Publié le 29 octobre 2021 par Patriceb @cestpasmonidee
BIANEn 2019, BIAN lançait le projet de concevoir un modèle de banque sans cœur. Deux ans et une crise sanitaire (avec ses conséquences sur la demande « digitale ») plus tard, les premiers résultats en étaient présentés au salon SIBOS. Voilà une occasion de revenir sur les enjeux de modernisation des systèmes existants, toujours aussi critiques.

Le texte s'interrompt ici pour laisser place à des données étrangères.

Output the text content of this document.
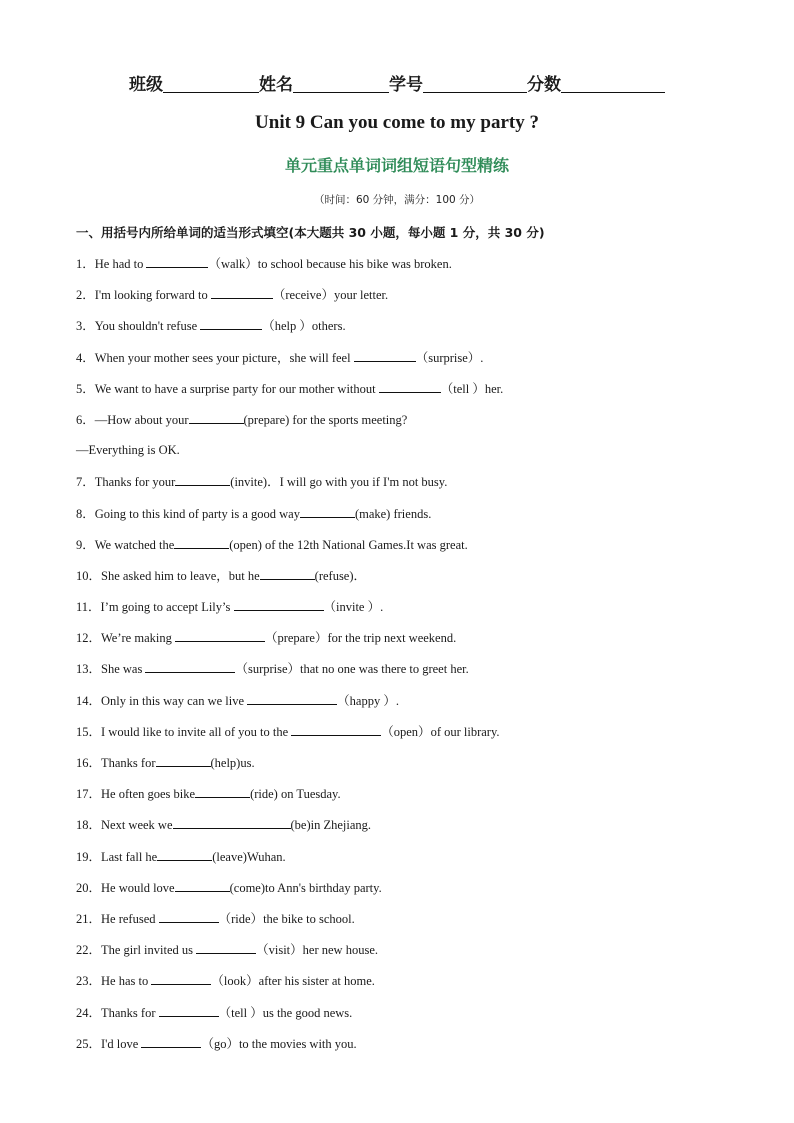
班级	姓名	学号	分数
Unit 9 Can you come to my party ?
单元重点单词词组短语句型精练
（时间：60 分钟，满分：100 分）
一、用括号内所给单词的适当形式填空(本大题共 30 小题，每小题 1 分，共 30 分)
1．He had to	（walk）to school because his bike was broken.
2．I'm looking forward to	（receive）your letter.
3．You shouldn't refuse	（help ）others.
4．When your mother sees your picture，she will feel	（surprise）.
5．We want to have a surprise party for our mother without	（tell ）her.
6．—How about your	(prepare) for the sports meeting?
—Everything is OK.
7．Thanks for your	(invite)．I will go with you if I'm not busy.
8．Going to this kind of party is a good way	(make) friends.
9．We watched the	(open) of the 12th National Games.It was great.
10．She asked him to leave，but he	(refuse)．
11．I’m going to accept Lily’s	（invite ）.
12．We’re making	（prepare）for the trip next weekend.
13．She was	（surprise）that no one was there to greet her.
14．Only in this way can we live	（happy ）.
15．I would like to invite all of you to the	（open）of our library.
16．Thanks for	(help)us.
17．He often goes bike	(ride) on Tuesday.
18．Next week we	(be)in Zhejiang.
19．Last fall he	(leave)Wuhan.
20．He would love	(come)to Ann's birthday party.
21．He refused	（ride）the bike to school.
22．The girl invited us	（visit）her new house.
23．He has to	（look）after his sister at home.
24．Thanks for	（tell ）us the good news.
25．I'd love	（go）to the movies with you.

Dans la lignée de la mission que s'est fixée l'association depuis ses origines, l'idée vise à réactualiser les pratiques d'architecture informatique en vigueur dans les grandes institutions financières, de manière à passer de la préhistoire des années 60, 70 et 80 à l'état de l'art de la décennie 2020, en profitant des évolutions technologiques qui ont émergé entre temps autant que des réflexions théoriques sur le sujet, dont une bonne partie sont en outre mises en œuvre avec succès (et validées) par les géants du web.
Or un des derniers bastions de résistance des temps anciens est justement ce « core banking », un système critique dont la vocation est d'établir une référence absolue pour un certain nombre d'opérations qui lui sont déléguées par les applications de l'entreprise (la principale étant la tenue de comptes). À une époque où tous les traitements étaient exécutés sur une machine unique, cette construction avait du sens. Aujourd'hui, les nouvelles contraintes de la banque en font un point de faiblesse majeur.
La mutation numérique du secteur a entraîné une explosion du nombre de logiciels, qui induit une pression extrême sur ce composant dont dépendent (presque) tous les autres et le place entre le marteau (des exigences de performance et de tenue en charge en forte croissance permanente) et l'enclume (du risque de d'interruption totale de l'activité en cas d'incident). En parallèle, sa position de carrefour incontournable du système d'information constitue un puissant frein à son remplacement, voire à son évolution.
BIAN Coreless Banking
Parce que ce cœur est un fardeau maintenant et qu'il le sera toujours, les mêmes problématiques revenant à chaque changement de génération, BIAN propose « tout simplement » de l'éliminer. En adoptant les approches modernes de conception des systèmes complexes, l'organisme lui substitue un modèle totalement décentralisé, où chaque composant métier conserve l'entière maîtrise de son périmètre et les besoins de consolidation sont pris en charge par le recours à un format d'échange standardisé.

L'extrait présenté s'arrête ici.